Part II of a Comprehensive Burning Man Exposé
It’s not easy being the only white guy here at Modern Jackass. At times I can get downright self-conscious about it, especially when blogging alongside one of the most malcontent Indian curmudgeons you’re likely to encounter. In spite of my glaring cultural irrelevance, though, I have perhaps garnered a tinge of insight into the world outside of my sheltered upbringing of acting in musical theater and playing center for the St. Francis De Sales Catholic basketball team (my game high record was four points!).
With that in mind, it’s understandable that one of the most conspicuous trends I observed out at Burning Man this year was the paucity of any non-white ethnic group. Out on the Playa, you will inevitably encounter every kind of white person imaginable—from hippies to hipsters, leather-clad bikers to So Cal skaters, nudists to “Buddhists” to drug-addled, rambling middle-aged alcoholics who recount sordid stories of coercing strippers into three ways that culminate in Eiffel Towers thwarted by “dope dick.” But the number of black people I encountered on the Playa was so miniscule that my friends and I eventually started a tally of how many black people we even spotted at an event that boasted over 50,000 attendees. My total after a week: 26. And I think I maybe saw four or five people who could be classified as Asian, and that includes one lone Indian dude, trudging through the desert wearing a CamelBak and a hot pink Speedo.
The music at Burning Man reflects this trend. At one rave after another, and on board virtually every art car and “mutant vehicle” that sailed past us in the desert night, we were subjected to almost exclusively house music—pounding, vapid beats that propelled hordes of white people into mindless, frenetic gyrations. There was an almost unbelievable lack of any music that could be categorized as hip-hop, R&B, soul, funk, or reggae—in other words, anything that might be classified as “black.”
We were fortunate enough to encounter one art car, a locomotive-shaped vessel with an undulating snout on its front that was more than a little phallic, that cut through the sea of synthetic bass thumping with some legitimate, dirty-ass soul jams, and we chased after it, eager to succumb to its relentless grooves. Then it was gone as quickly as it had arrived, a mirage in the desert, and we settled, once again, for the flaccid techno that the Burning Man demographic seemingly just cannot get enough of. Alas.
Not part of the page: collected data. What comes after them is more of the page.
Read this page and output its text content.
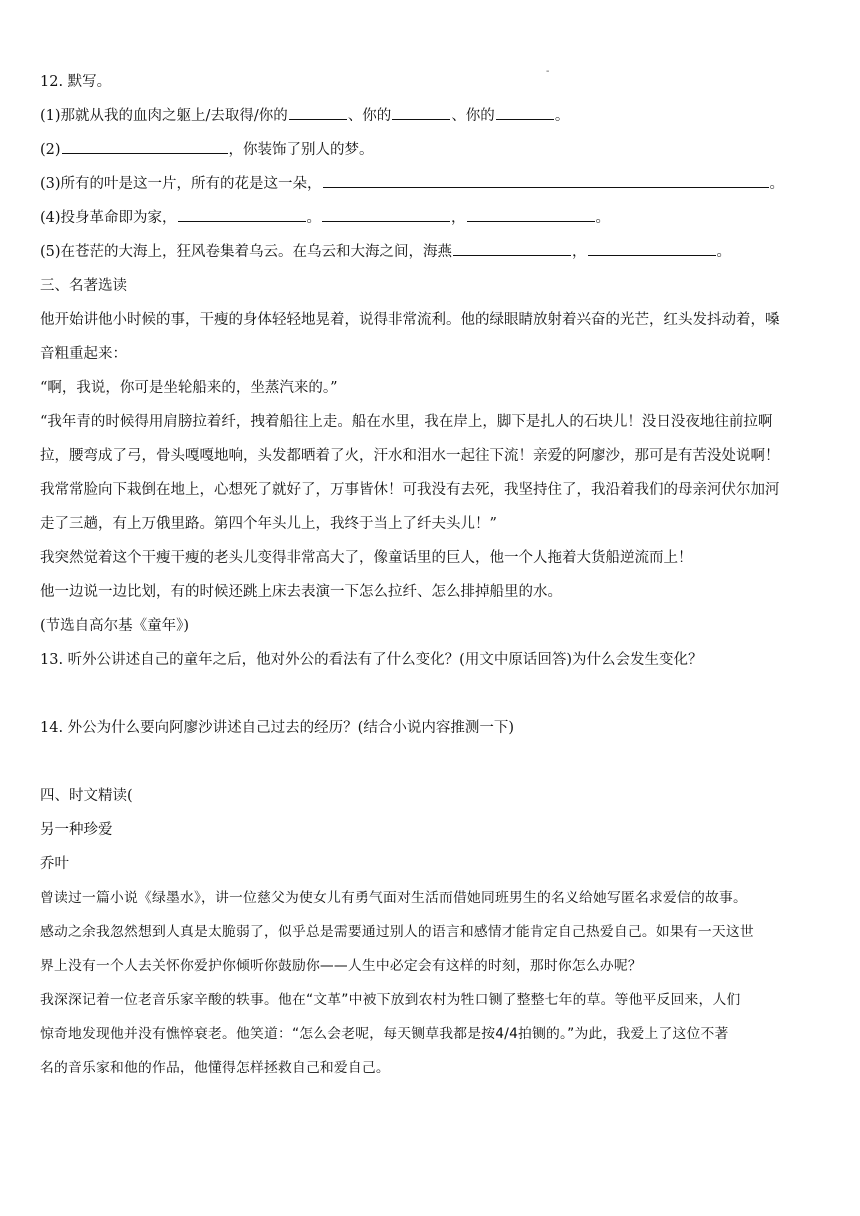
-
12. 默写。
(1)那就从我的血肉之躯上/去取得/你的	、你的	、你的	。
(2)	，你装饰了别人的梦。
(3)所有的叶是这一片，所有的花是这一朵，	。
(4)投身革命即为家，	。	，	。
(5)在苍茫的大海上，狂风卷集着乌云。在乌云和大海之间，海燕	，	。
三、名著选读
他开始讲他小时候的事，干瘦的身体轻轻地晃着，说得非常流利。他的绿眼睛放射着兴奋的光芒，红头发抖动着，嗓
音粗重起来：
“啊，我说，你可是坐轮船来的，坐蒸汽来的。”
“我年青的时候得用肩膀拉着纤，拽着船往上走。船在水里，我在岸上，脚下是扎人的石块儿！没日没夜地往前拉啊
拉，腰弯成了弓，骨头嘎嘎地响，头发都晒着了火，汗水和泪水一起往下流！亲爱的阿廖沙，那可是有苦没处说啊！
我常常脸向下栽倒在地上，心想死了就好了，万事皆休！可我没有去死，我坚持住了，我沿着我们的母亲河伏尔加河
走了三趟，有上万俄里路。第四个年头儿上，我终于当上了纤夫头儿！”
我突然觉着这个干瘦干瘦的老头儿变得非常高大了，像童话里的巨人，他一个人拖着大货船逆流而上！
他一边说一边比划，有的时候还跳上床去表演一下怎么拉纤、怎么排掉船里的水。
(节选自高尔基《童年》)
13. 听外公讲述自己的童年之后，他对外公的看法有了什么变化？(用文中原话回答)为什么会发生变化？
14. 外公为什么要向阿廖沙讲述自己过去的经历？(结合小说内容推测一下)
四、时文精读(
另一种珍爱
乔叶
曾读过一篇小说《绿墨水》，讲一位慈父为使女儿有勇气面对生活而借她同班男生的名义给她写匿名求爱信的故事。
感动之余我忽然想到人真是太脆弱了，似乎总是需要通过别人的语言和感情才能肯定自己热爱自己。如果有一天这世
界上没有一个人去关怀你爱护你倾听你鼓励你——人生中必定会有这样的时刻，那时你怎么办呢？
我深深记着一位老音乐家辛酸的轶事。他在“文革”中被下放到农村为牲口铡了整整七年的草。等他平反回来，人们
惊奇地发现他并没有憔悴衰老。他笑道：“怎么会老呢，每天铡草我都是按4/4拍铡的。”为此，我爱上了这位不著
名的音乐家和他的作品，他懂得怎样拯救自己和爱自己。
The lack of musical diversity illustrates a larger pattern of sameness on the Playa. Throughout the course of the week, my friends and I scoured the desert for new and exciting people and experiences and, while we certainly enjoyed ourselves, over time our group excursions became more and more predictable. Yes, we encountered drag queens, and throat singers, and exceptionally talented fire dancers, but behind all the glamorous excess that Burning Man provides in such abundance, everybody just started looking like white people desperately seeking some kind of individuality.
Why is Burning Man such a white man’s playground? Is it a byproduct of the predominantly white, liberal, middle-class group of San Franciscans who started the Burn in the mid ‘80s? Probably. Does it serve as a form of escapism for a generation of white people who have no identity, motivation, or drive, so therefore resolve to nihilistically frolic about in gender ambiguous costumes, take drugs, have random sex and celebrate their own uselessness? Well. While this is certainly not an all-encompassing sentiment, there are certainly factions of the Burning Man community that operate with this sort of mindset. Do other ethnic groups find this kind of decadence alienating, distasteful, and crude, and therefore don’t even want to be associated with it in the first place? I mean, I think so, but what do I know? I’m just a white guy.